Rodchenko first rejected fine art for the new medium of photomontage, and then moved from photomontage to photography, recognising in the camera the medium of the future – but the third phase of Rodchenko's career was not self-directed. In the 1930s, he was no longer permitted to photograph openly on the Moscow streets without a permit, which meant that his subjects were narrowed to military parades and official sporting events. But even when sticking to officially-endorsed subjects, Rodchenko's creative spirit was deemed a threat to the bureaucratic system – and it was his greatest work that led to his creative strangulation in his homeland, as his photographs of the Pioneers led to his public denunciation as a 'formalist' and Western 'plagiarist'. Magazines refused to publish his work, official objections were lodged when his work was exhibited and he was expelled by the October Group – which he had helped to found.

As is explained in the exhibition wall texts, the photo series was seen as a terrible distortion: ‘“We are surprised that comrade Rodchenko wanted to so disfigure the young, healthy face of the Pioneer”, wrote a representative of a photography club at a collective farm. “As a result of this ‘experiment’, the face of a normal person has been transformed into the face of a freak, and for what?”’ The photographer Semyon Fridlyand added, ‘How could anyone recognise the happy, joyful, open face of the younger generation of communists in this coarse, bestial knot of muscles and hatchet-like visage.’

Rodchenko explained later that he went to the White Sea Canal because 'in [the journal] Soviet photo it had become fashionable to hound me in every issue… it became creatively unbearable for me to work in Moscow… I could have abandoned photography and worked in other areas but it was impossible to simply surrender. And I left… From that point on, the goal became clear, I wasn't afraid of the criticism, all the persecution dimmed.' In photographing factories, parades, exercises, the concrete legacy of the labour camps, Rodchenko documented the physical birth of the Stalinist ideology, in all its perversions and all its new shapes. His visions of the new Moscow architecture, as it was being built, meant that in effect he took the city's 'portrait'. And his photographs of his friend Mayakovsky (who was also celebrated and then artistically crushed by the regime) surely serve as some of the most striking author portraits of the century.
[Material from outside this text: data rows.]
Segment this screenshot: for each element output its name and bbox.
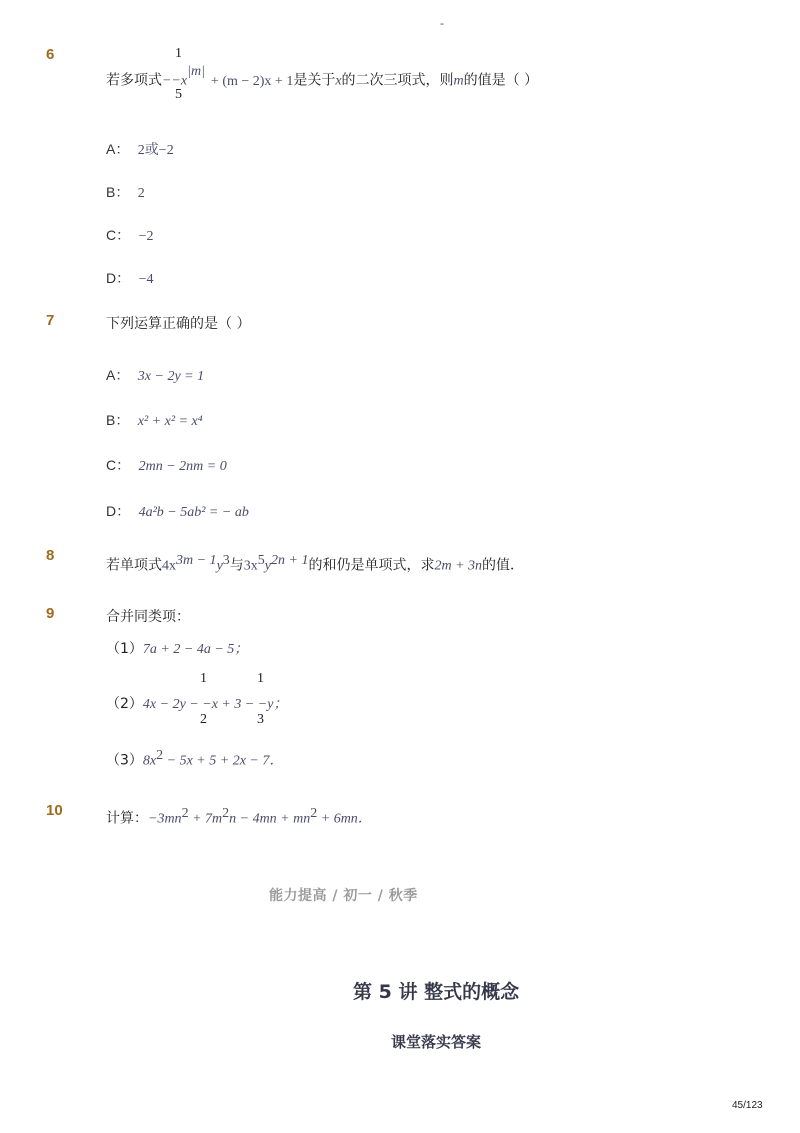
q6-var-m: m <box>453 73 464 89</box>
section-title: 课堂落实答案 <box>391 1033 482 1051</box>
option-text: 2 <box>137 186 145 201</box>
option-letter: B： <box>106 184 130 200</box>
q6-option-c[interactable] <box>106 225 153 245</box>
part-expr: 7a + 2 − 4a − 5； <box>142 642 249 657</box>
q6-expr-a: −−x <box>162 73 188 89</box>
question-9-number: 9 <box>46 605 55 622</box>
footer-course-label: 能力提高 / 初一 / 秋季 <box>269 888 418 904</box>
q8-stem-d: 的值． <box>482 557 525 574</box>
q8-mono2-y: y <box>264 558 271 574</box>
q7-option-a[interactable] <box>106 365 204 385</box>
q9-part-1 <box>106 638 248 658</box>
option-text: 2或−2 <box>137 143 174 158</box>
option-text: 3x − 2y = 1 <box>137 369 205 384</box>
top-mark: - <box>440 16 444 30</box>
q10-expr-b: + 7m <box>188 811 223 827</box>
part-label: （1） <box>106 641 143 657</box>
option-text: 4a²b − 5ab² = − ab <box>138 505 249 520</box>
q8-mono1-y: y <box>216 558 223 574</box>
q9-stem: 合并同类项： <box>106 609 190 625</box>
q9-p2-frac2-den: 3 <box>257 712 264 727</box>
q10-stem <box>106 806 372 828</box>
q6-stem-mid: 是关于 <box>293 72 336 89</box>
question-7-number: 7 <box>46 312 55 329</box>
question-10-number: 10 <box>46 802 63 819</box>
q7-option-d[interactable] <box>106 501 249 521</box>
q10-expr-a: −3mn <box>148 811 182 827</box>
q8-expr: 2m + 3n <box>434 558 483 574</box>
option-letter: D： <box>106 503 131 519</box>
page-number: 45/123 <box>732 1100 763 1111</box>
q6-stem <box>106 64 539 90</box>
q10-exp2: 2 <box>222 806 230 821</box>
q6-fraction-numerator: 1 <box>175 46 182 61</box>
question-8-number: 8 <box>46 547 55 564</box>
q8-mono2-exp2: 2n + 1 <box>271 553 309 568</box>
q6-stem-mid2: 的二次三项式，则 <box>341 72 454 89</box>
q8-stem-b: 与 <box>229 557 244 574</box>
q10-expr-d: + 6mn． <box>317 811 372 827</box>
option-text: x² + x² = x⁴ <box>137 414 203 429</box>
q8-mono2: 3x <box>243 558 258 574</box>
q7-option-b[interactable] <box>106 410 203 430</box>
q10-expr-c: n − 4mn + mn <box>229 811 311 827</box>
q6-option-b[interactable] <box>106 182 145 202</box>
option-text: 2mn − 2nm = 0 <box>138 459 227 474</box>
option-text: −2 <box>138 229 154 244</box>
q6-fraction-denominator: 5 <box>175 87 182 102</box>
question-6-number: 6 <box>46 46 55 63</box>
part-expr-a: 8x <box>142 753 157 769</box>
q10-exp1: 2 <box>181 806 189 821</box>
option-letter: C： <box>106 457 131 473</box>
q7-option-c[interactable] <box>106 455 227 475</box>
lecture-title: 第 5 讲 整式的概念 <box>353 981 520 1003</box>
q6-var-x: x <box>335 73 342 89</box>
q6-abs-m: |m| <box>187 64 205 79</box>
q8-mono2-exp1: 5 <box>257 553 265 568</box>
option-letter: D： <box>106 270 131 286</box>
q9-part-3 <box>106 748 283 770</box>
q6-stem-prefix: 若多项式 <box>106 72 162 89</box>
option-letter: A： <box>106 141 130 157</box>
part-exp: 2 <box>156 748 164 763</box>
q10-exp3: 2 <box>310 806 318 821</box>
q8-stem-c: 的和仍是单项式，求 <box>308 557 435 574</box>
part-label: （2） <box>106 696 143 712</box>
q9-p2-frac1-den: 2 <box>200 712 207 727</box>
q9-p2-frac2-num: 1 <box>257 671 264 686</box>
q6-expr-b: + (m − 2)x + 1 <box>210 73 294 89</box>
q8-mono1-exp1: 3m − 1 <box>176 553 217 568</box>
option-letter: B： <box>106 412 130 428</box>
q9-part-2 <box>106 693 287 713</box>
option-letter: A： <box>106 367 130 383</box>
q6-stem-end: 的值是（ ） <box>463 72 539 89</box>
q10-stem-label: 计算： <box>106 810 148 827</box>
q7-stem: 下列运算正确的是（ ） <box>106 316 251 332</box>
part-label: （3） <box>106 752 143 769</box>
q8-stem-a: 若单项式 <box>106 557 162 574</box>
q9-p2-frac1-num: 1 <box>200 671 207 686</box>
part-expr-b: − 5x + 5 + 2x − 7． <box>163 753 284 769</box>
q8-mono1: 4x <box>162 558 176 574</box>
q8-stem <box>106 553 524 575</box>
q8-mono1-exp2: 3 <box>222 553 230 568</box>
option-text: −4 <box>138 272 154 287</box>
part-expr: 4x − 2y − −x + 3 − −y； <box>142 697 288 712</box>
q6-option-a[interactable] <box>106 139 174 159</box>
q6-option-d[interactable] <box>106 268 153 288</box>
option-letter: C： <box>106 227 131 243</box>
Rodchenko made real, and found artistic beauty in, what otherwise seems an abstract, historical hell.

'Photograph and be photographed,' he once said. 'Record a person's life not a single "synthetic" portrait, but in a mass of instantaneous shots made at different times and in different conditions. Write the truth. Value everything that is real and contemporary. And we will be real people, not actors.’ The metaphor may be extended: photograph the country, its places, instances, people - and we will see the USSR emerge viscerally - not just a list of synthetic, historical facts. Few exhibitions will open in London this decade, which are compelling on so many levels, as 'Alexander Rodchenko: Revolution in Photography '.


At the Hayward Gallery till 27 April 2008.